Les vacances me laissent du temps pour écrire et j'aime ça. Je voulais depuis longtemps écrire sur Scott et Peter et je suis contente d'en avoir fini avec eux. Quels amours ! Ce n'est pas du bête Peter/Scott comme je le voulais à l'origine, mais quelque chose d'un peu bizarre, des allers-retours entre deux personnages qui s'essaient, qui s'apprennent. Un caprice différent, d'autres réponses possibles à leur relation. Trois chapitres en deux parties chaque fois, un par semaine je suppose ; je situe ça comme six scènes éparpillées, des instants piochés, peut y avoir des semaines, des mois entre les différents instants. De l'implicite, beaucoup. N'hésitez pas à poser vos questions et bonne lecture à tous !
Fenrir en chiale encore
I.
Un cri, rauque, puissant : « La chienne ! »
Et encore « La chienne ! la chienne ! », il hurle en s'effondrant sur son pieu, comme si s'étouffer le visage dans les coussins dénouera la boule d'élastique qui lui garrotte le corps entier, comme s'il prenait son billet vers un monde sans cet air piquant pour lui ruiner les intérieurs.
Mais le tissu qui lui rentre dans la gorge se fait massacrer par les canines en réflexe, et déjà ce ne sont plus que des lambeaux de coton sur sa langue, des ficelles de draps entre les dents, putain de loup, putain de loup. Il reprend son souffle, tousse, s'enfonce plus profondément dans le matelas. L'électricité statique hérisse ses cheveux en architectures délicates. Sa trachée est gonflée, comme titillée par la pointe d'un stylo-plume : le sang et l'encre, bleu-rouge, schéma anatomique ! Le goût amer, ou non, c'est l'acide qui lui bouffe les muqueuses ! C'est Allison en reine de mort, couronne en lames de rasoirs, c'est sa langue qui ne viendra plus jamais râper son palais pour soigner sa bouche malade. Putain, putain ! La chienne !
Scott hoquète, le souffle lui manque. Ses griffes fermement agrippées aèrent le lit d'épaisses perforations. Le tissu s'effiloche un peu à chaque tremblement, on parlerait presque de convulsions si l'expression n'appelait pas de paire la gueule clichée d'un médecin de show télé. Scott chiale en gloussant, les pleurs lui raclent la gorge, il manque vomir ses entrailles en même lieu que sa rage folle.
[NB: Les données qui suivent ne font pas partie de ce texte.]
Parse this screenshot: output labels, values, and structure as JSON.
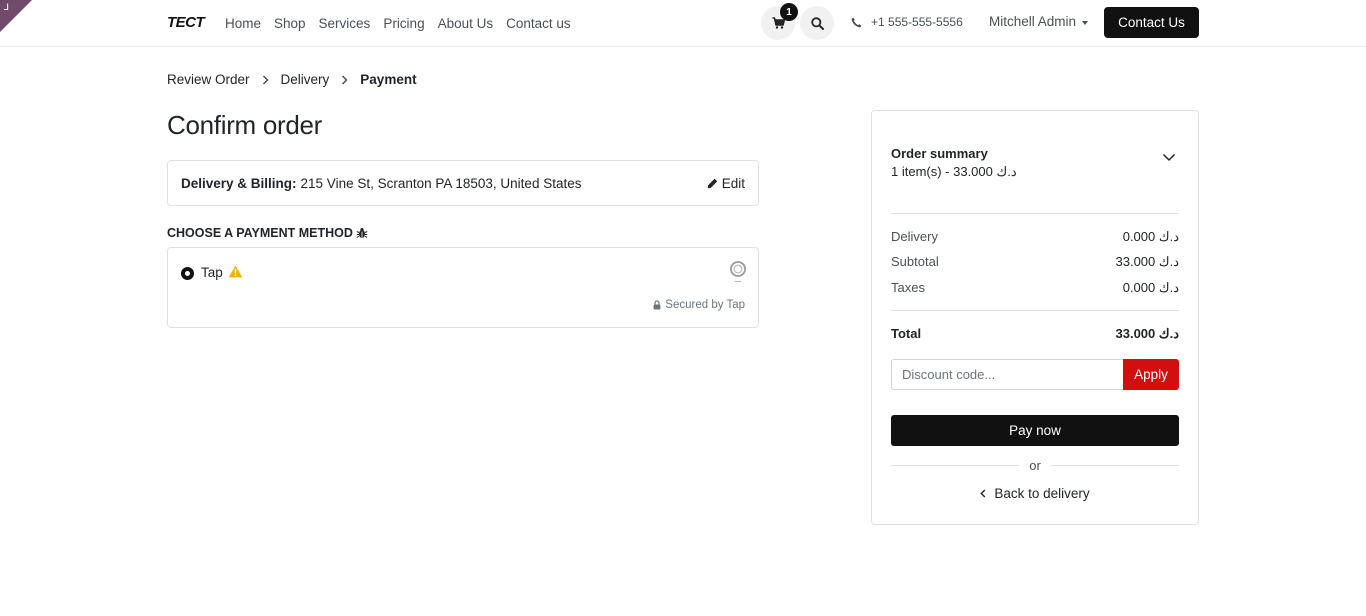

« La chienne m'a tué ! Tué ! » s'étrangle-t-il carrément en relevant la gueule une seconde, comme en werewolf hurlant à la lune sur les falaises de BH. « La chienne, la chienne m'a tué… »
La crise a comme pelé sa voix pour n'en laisser qu'un noyau ridicule, trop aigu ; elle s'éraille et se défonce, entrecoupée de sanglots piquetés de lames, elle est pyramide en ruine, elle est piaf qui perd ses pennes. Scott geint comme une pleureuse sur une chemise noire trempée de mer salée, lèvres bleues du fils, plage sicilienne. Scott a perdu son corps, Scott en eaux est en train de mourir. Le reste n'existe pas, il n'y a que la chaleur du nid contre sa trombine, l'oxygène qui s'engloutit trop vite et le laisse à ses suffocations. La garce, la garce et lui seul. Seul ! Scott seul crève. Il n'entend pas sa mère grimper les marches à toute vitesse, entrer dans la chambre sans prendre la peine de frapper, les yeux larges, la panique aux lèvres.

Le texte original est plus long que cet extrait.